The President of our nation has challenged the American people to subject themselves to some self-denial to go meatless on Tuesdays and poultryless on Thursday, in order to feed the hungry of Europe. And we ought to do it. And we will.
Well your church, in this season of self-denial, is likewise challenging you to offer yourself, your prayers, your gifts, sacrificially, that spiritual food may be provided for the spiritually destitute of America — to the end that our nation may respond in this critical hour to the fashioning hand of the Master Potter and be fashioned into a vessel fit for the Lord’s purpose.
Our nation, our world, we, individually, are just getting another chance. That was the message God meant for us to get when He, out of His infinite grace, opened our eyes this morning to look out on another bright new day that He has made. I hope Jeremiah’s parable of the potter will help to open all our eyes to this abiding truth. If we find our individual lives, our nation, our world, at a time of crisis, in a sorry mess, marred, well-nigh destroyed by sin, there is still hope. The hand of the potter is ready to remold us.
Dr. Walter Marshall Horton has compared the Providence of God to two hands: one of grace and the other of law … one iron-gloved and the other warm and human. Is it conceivable that God should alternately woo us with one and strike us with the other? Could we believe this, we might hear Him saying to our generation, in tones of mingled sorrow and anger, “You must and shall have deeper fellowship in your social order, you must and shall proclaim the truth that makes men free in this land and all lands, you must and shall establish my righteous will in all areas of human life. You may take it this way — stretching out the right hand, warm and tender in love; or you may take it this way, shaking the hard-mailed fist.”

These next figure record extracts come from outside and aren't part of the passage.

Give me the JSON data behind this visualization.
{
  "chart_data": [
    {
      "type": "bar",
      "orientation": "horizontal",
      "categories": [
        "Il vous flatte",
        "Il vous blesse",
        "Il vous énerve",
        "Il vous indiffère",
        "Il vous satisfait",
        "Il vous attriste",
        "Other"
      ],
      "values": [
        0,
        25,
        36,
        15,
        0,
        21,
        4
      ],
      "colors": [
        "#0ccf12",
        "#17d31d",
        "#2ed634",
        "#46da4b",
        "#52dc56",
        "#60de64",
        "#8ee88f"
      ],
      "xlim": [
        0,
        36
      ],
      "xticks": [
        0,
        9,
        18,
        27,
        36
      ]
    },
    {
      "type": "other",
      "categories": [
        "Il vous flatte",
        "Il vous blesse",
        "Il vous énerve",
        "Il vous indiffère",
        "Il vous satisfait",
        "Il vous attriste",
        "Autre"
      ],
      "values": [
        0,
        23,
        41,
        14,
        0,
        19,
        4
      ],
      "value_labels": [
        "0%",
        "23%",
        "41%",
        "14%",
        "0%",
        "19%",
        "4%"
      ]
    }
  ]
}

Which will we take in this, another day of God’s remarkable grace?
PASTORAL PRAYER
Into Thy house of prayer for all people, O Lord, we have come this day. Usher Thou our spirits into Thy presence that we may truly pray. Visit us with an inward vision of Thy glory that we may bow our hearts before Thee and receive that grace which Thou hast promised to the humble and contrite heart. Teach us, by Thy mercy, the things that belong unto our peace. Awaken us to an awareness of the time of our visitation — of the day of our opportunity to receive gladly Thy salvation.
Gird our nation in this hour for her tremendous responsibilities. Endow this people with largeness of spirit. Fill the leaders of our country with the wisdom which comes from on high. Inspire America with a sense of divine destiny and mission. Clothe her with garments of righteousness. Send her forth into Thy world as the servant of the most High God.
We pray, our Father, for Thy church in the world –especially Thy church in America, which stands today at the crossroads. “Put upon her lips the ancient gospel of her Lord. Help her to proclaim boldly the coming of the Kingdom of God and the doom of all that resist it. Fill her with the prophets’ scorn of tyranny, and with a Christ-like tenderness for the heavy laden and down-trodden. Give her faith to espouse the cause of the people, and in their hands that grope after freedom and light to recognize the bleeding hands of the Christ. Bid her cease from seeking her own life, lest she lose it. Make her valiant to give up her life to humanity, that like her crucified Lord she may mount by the path of the cross to a higher glory.”